El lenguaje

Marcelo Ostria Trigo

MarceloOstriaTrigo1-110x110 Hace poco, Rodrigo Guerrero mencionaba que la mayoría de los estudiosos creen que los humanos comenzaron a utilizar el lenguaje antes de las grandes migraciones africanas hacia Europa, hace 50.000 años, y señalaba que «nadie niega (…) que el lenguaje es característica exclusivamente humana». «Gracias al lenguaje –añade– podemos vivir en sociedad, declarar el amor y también la guerra». («Cuidado con el lenguaje». El Colombiano. Medellín, 21.06.2010).

Es cierto: el don de la palabra, nos distingue. Es el basamento para trasmitir valores culturales y morales, recuerdos y conocimientos, así como sueños, ansiedades, esperanzas, creencias, convicciones, anhelos, querencias y aversiones; todo esto –y más– que la magia de la palabra hace aflorar de nuestro fuero interno. Pero también, como todo, tiene una contracara: es la manera de soltar lo peor de la nuestra naturaleza humana: odio que hiere, venganzas, envidia e intolerancia.



Seguramente lo que Francisco Pina Polo de la Universidad de Zaragoza llama «lenguaje de la invectiva» en un ensayo histórico que debela una perversa aversión de Cicerón contra Clodio, la misma que se encuentra ahora, aunque con mayor frecuencia en las contiendas políticas. El académico y filólogo español Manuel Seco, citado por Enriqueta Antolin (El País, Madrid, 27/01/1981), dice que «los políticos, salvo honrosas excepciones, se expresan con abandono y vulgaridad. Parece que con ello quieren dar la sensación de que están con el pueblo, y de lo que realmente dan sensación es de que son unos ineptos». Por su parte, Antolin afirma: «Con la pedantería, (los políticos) tratan de ocultar, en ocasiones, la vaciedad de los contenidos de sus ideas». Es cierto que lo anterior es una generalización, pero resalta ante la mesura de unos pocos.

Disentir, ahora, es tomado como una blasfemia. No es raro escuchar los denuestos, con el afán de conseguir una dudosa devaluación de la imagen de un ciudadano, que comete el gran «pecado» o la blasfemia de oponerse al «proceso de cambio», como si se tratara de la negación de un dogma religioso o de los valores republicanos –ahora del Estado plurinacional. Pero esto no queda ahí, se usan gruesos insultos, temerarias acusaciones, como armas de la contienda política, sustituyendo así la confrontación democrática de las ideas.

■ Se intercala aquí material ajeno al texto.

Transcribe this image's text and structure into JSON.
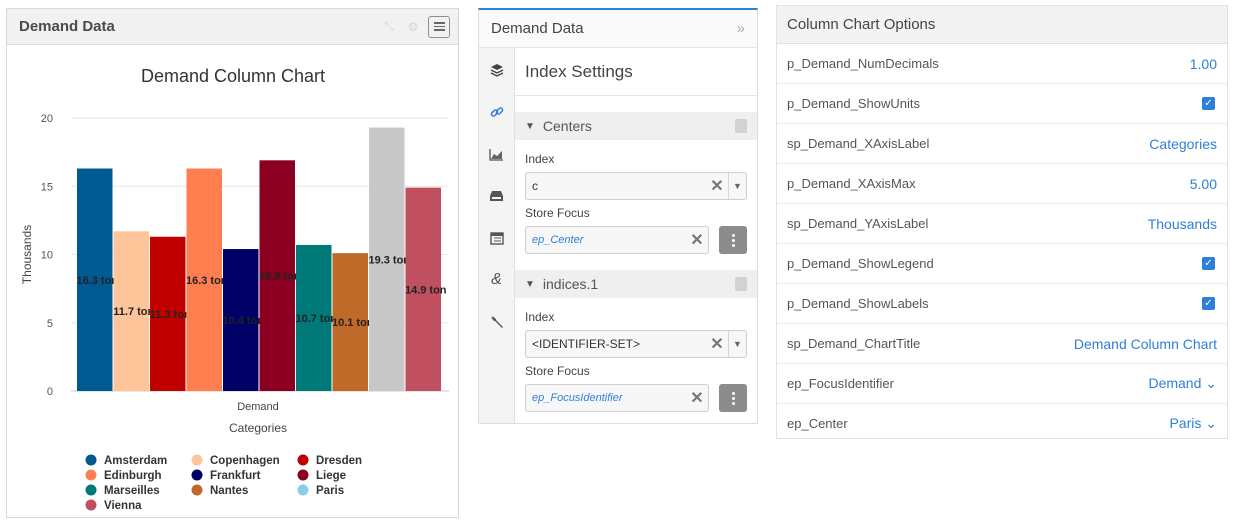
{
  "chart_widget": {
    "title": "Demand Data"
  },
  "chart_data": {
    "type": "bar",
    "title": "Demand Column Chart",
    "xlabel": "Categories",
    "ylabel": "Thousands",
    "category": "Demand",
    "ylim": [
      0,
      20
    ],
    "yticks": [
      "0",
      "5",
      "10",
      "15",
      "20"
    ],
    "grid": true,
    "legend_position": "bottom",
    "series": [
      {
        "name": "Amsterdam",
        "value": 16.3,
        "label": "16.3 ton",
        "color": "#005a92"
      },
      {
        "name": "Copenhagen",
        "value": 11.7,
        "label": "11.7 ton",
        "color": "#ffc59a"
      },
      {
        "name": "Dresden",
        "value": 11.3,
        "label": "11.3 ton",
        "color": "#c00000"
      },
      {
        "name": "Edinburgh",
        "value": 16.3,
        "label": "16.3 ton",
        "color": "#ff7f50"
      },
      {
        "name": "Frankfurt",
        "value": 10.4,
        "label": "10.4 ton",
        "color": "#000066"
      },
      {
        "name": "Liege",
        "value": 16.9,
        "label": "16.9 ton",
        "color": "#8b0020"
      },
      {
        "name": "Marseilles",
        "value": 10.7,
        "label": "10.7 ton",
        "color": "#007a78"
      },
      {
        "name": "Nantes",
        "value": 10.1,
        "label": "10.1 ton",
        "color": "#c06a2a"
      },
      {
        "name": "Paris",
        "value": 19.3,
        "label": "19.3 ton",
        "color": "#c8c8c8",
        "legend_color": "#87ceeb"
      },
      {
        "name": "Vienna",
        "value": 14.9,
        "label": "14.9 ton",
        "color": "#c05060"
      }
    ]
  },
  "settings_panel": {
    "title": "Demand Data",
    "collapse_icon": "double-chevron-right-icon",
    "heading": "Index Settings",
    "rail_icons": [
      "layers-icon",
      "link-icon",
      "area-chart-icon",
      "tray-icon",
      "table-icon",
      "ampersand-icon",
      "wrench-icon"
    ],
    "sections": [
      {
        "label": "Centers",
        "index_label": "Index",
        "index_value": "c",
        "focus_label": "Store Focus",
        "focus_value": "ep_Center"
      },
      {
        "label": "indices.1",
        "index_label": "Index",
        "index_value": "<IDENTIFIER-SET>",
        "focus_label": "Store Focus",
        "focus_value": "ep_FocusIdentifier"
      }
    ]
  },
  "options_panel": {
    "title": "Column Chart Options",
    "rows": [
      {
        "name": "p_Demand_NumDecimals",
        "value": "1.00",
        "kind": "text"
      },
      {
        "name": "p_Demand_ShowUnits",
        "value": "",
        "kind": "checkbox",
        "checked": true
      },
      {
        "name": "sp_Demand_XAxisLabel",
        "value": "Categories",
        "kind": "text"
      },
      {
        "name": "p_Demand_XAxisMax",
        "value": "5.00",
        "kind": "text"
      },
      {
        "name": "sp_Demand_YAxisLabel",
        "value": "Thousands",
        "kind": "text"
      },
      {
        "name": "p_Demand_ShowLegend",
        "value": "",
        "kind": "checkbox",
        "checked": true
      },
      {
        "name": "p_Demand_ShowLabels",
        "value": "",
        "kind": "checkbox",
        "checked": true
      },
      {
        "name": "sp_Demand_ChartTitle",
        "value": "Demand Column Chart",
        "kind": "text"
      },
      {
        "name": "ep_FocusIdentifier",
        "value": "Demand ⌄",
        "kind": "dropdown"
      },
      {
        "name": "ep_Center",
        "value": "Paris ⌄",
        "kind": "dropdown"
      }
    ]
  }
}
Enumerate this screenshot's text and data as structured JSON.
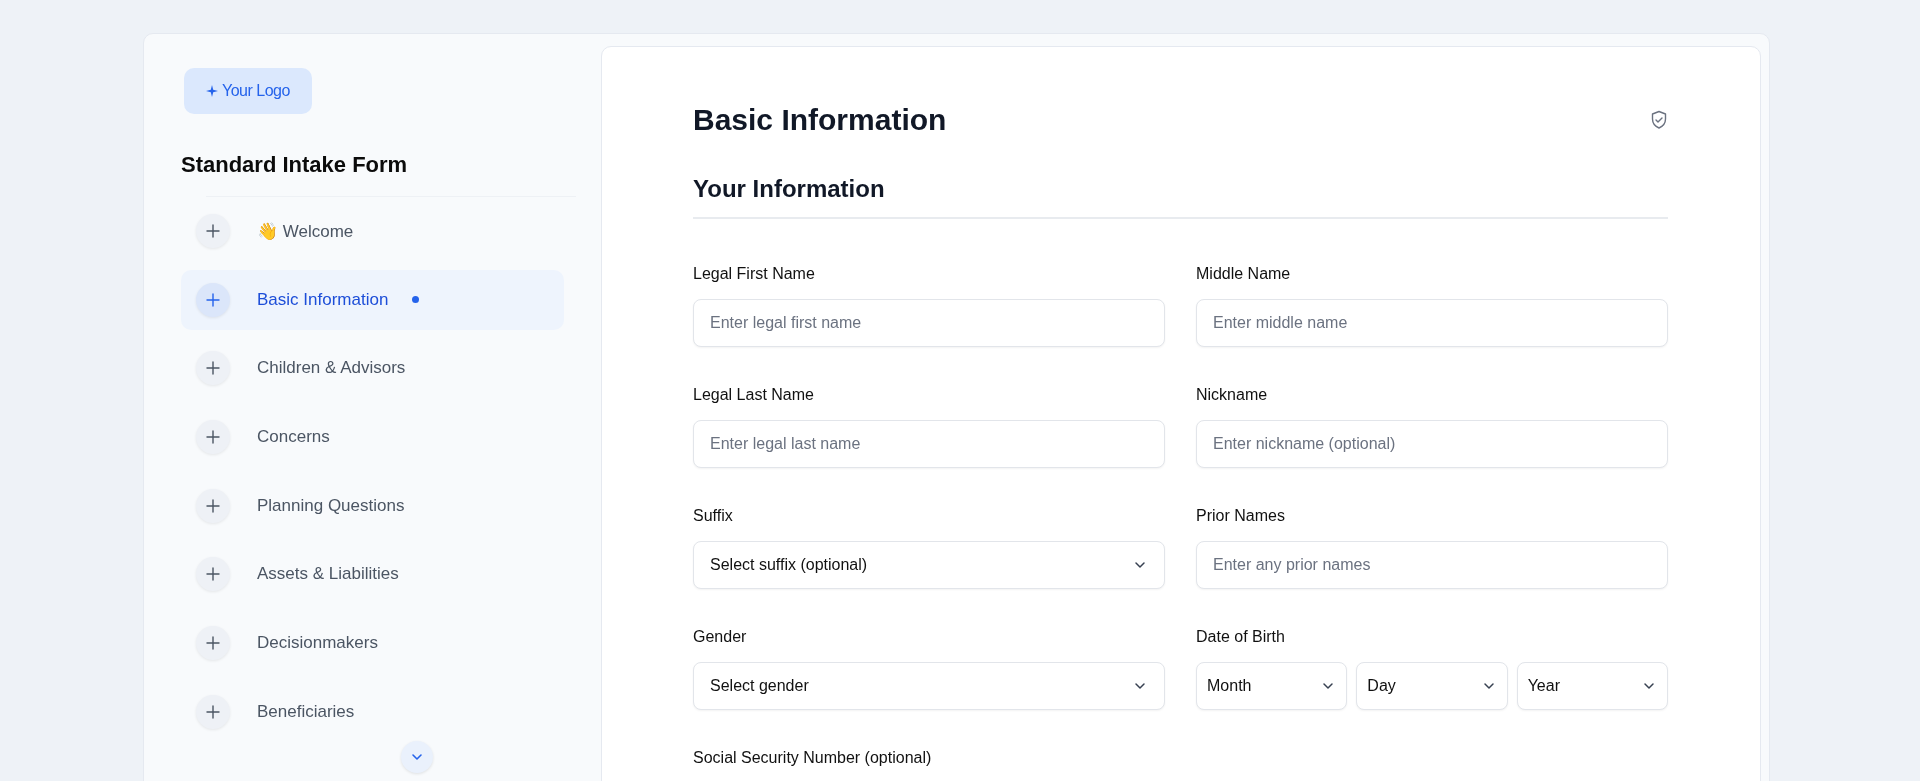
{
  "logo": {
    "text": "Your Logo"
  },
  "sidebar": {
    "title": "Standard Intake Form",
    "items": [
      {
        "label": "👋 Welcome",
        "selected": false
      },
      {
        "label": "Basic Information",
        "selected": true
      },
      {
        "label": "Children & Advisors",
        "selected": false
      },
      {
        "label": "Concerns",
        "selected": false
      },
      {
        "label": "Planning Questions",
        "selected": false
      },
      {
        "label": "Assets & Liabilities",
        "selected": false
      },
      {
        "label": "Decisionmakers",
        "selected": false
      },
      {
        "label": "Beneficiaries",
        "selected": false
      }
    ]
  },
  "page": {
    "title": "Basic Information",
    "section_title": "Your Information",
    "fields": [
      {
        "kind": "text",
        "label": "Legal First Name",
        "placeholder": "Enter legal first name"
      },
      {
        "kind": "text",
        "label": "Middle Name",
        "placeholder": "Enter middle name"
      },
      {
        "kind": "text",
        "label": "Legal Last Name",
        "placeholder": "Enter legal last name"
      },
      {
        "kind": "text",
        "label": "Nickname",
        "placeholder": "Enter nickname (optional)"
      },
      {
        "kind": "select",
        "label": "Suffix",
        "value": "Select suffix (optional)"
      },
      {
        "kind": "text",
        "label": "Prior Names",
        "placeholder": "Enter any prior names"
      },
      {
        "kind": "select",
        "label": "Gender",
        "value": "Select gender"
      },
      {
        "kind": "date",
        "label": "Date of Birth",
        "parts": [
          "Month",
          "Day",
          "Year"
        ]
      },
      {
        "kind": "text",
        "label": "Social Security Number (optional)"
      }
    ]
  }
}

Este estilo de confrontación verbal que se hace cada vez más procaz, lleva a reacciones que se orientan a negar cualquier mérito de quien no comparte las ideas del oficialismo.

Mario Vargas Llosa, Premio Nobel de Literatura 2010, tiene una clara y bien definida concepción política, y la expone. Cree, basado en hechos, que hay regímenes en nuestro continente –y los señala- que no son democráticos, que no respetan la libertad ni los derechos de sus ciudadanos. El escritor laureado, sin embargo, sustenta sus concepciones, sin adjetivos insultantes –no los necesita, pues le basta su dominio de la palabra. No se recuerda que este laureado escritor se haya referido a un boliviano como ignorante ¡y vaya que hay algunos que lo merecen! Pero ya se ha puesto en evidencia la repuesta cerril. Es una de las características de los autócratas. Cuando reclama respeto por la democracia ya desnaturalizada, como lo hizo Mario Vargas Llosa en su soberbio discurso pronunciado en Estocolmo, se despierta la inquina de los aludidos: los que integran los regímenes de algunos países latinoamericanos que van camino al despotismo.

Pero ninguna expresión soberbia y torpe, va a conseguir que se tuerzan los hechos. Es más: lo que enfurece a los autoritarios, es que se les señale errores y desatinos, que los hay y graves. Para ellos, esto es un “delito”, nada menos que de traición o de lesa Patria.

Afortunadamente para la memoria colectiva, quedan registradas las expresiones abusivas que recuerdan el sabio aforismo popular: «Palabra suelta no tiene vuelta».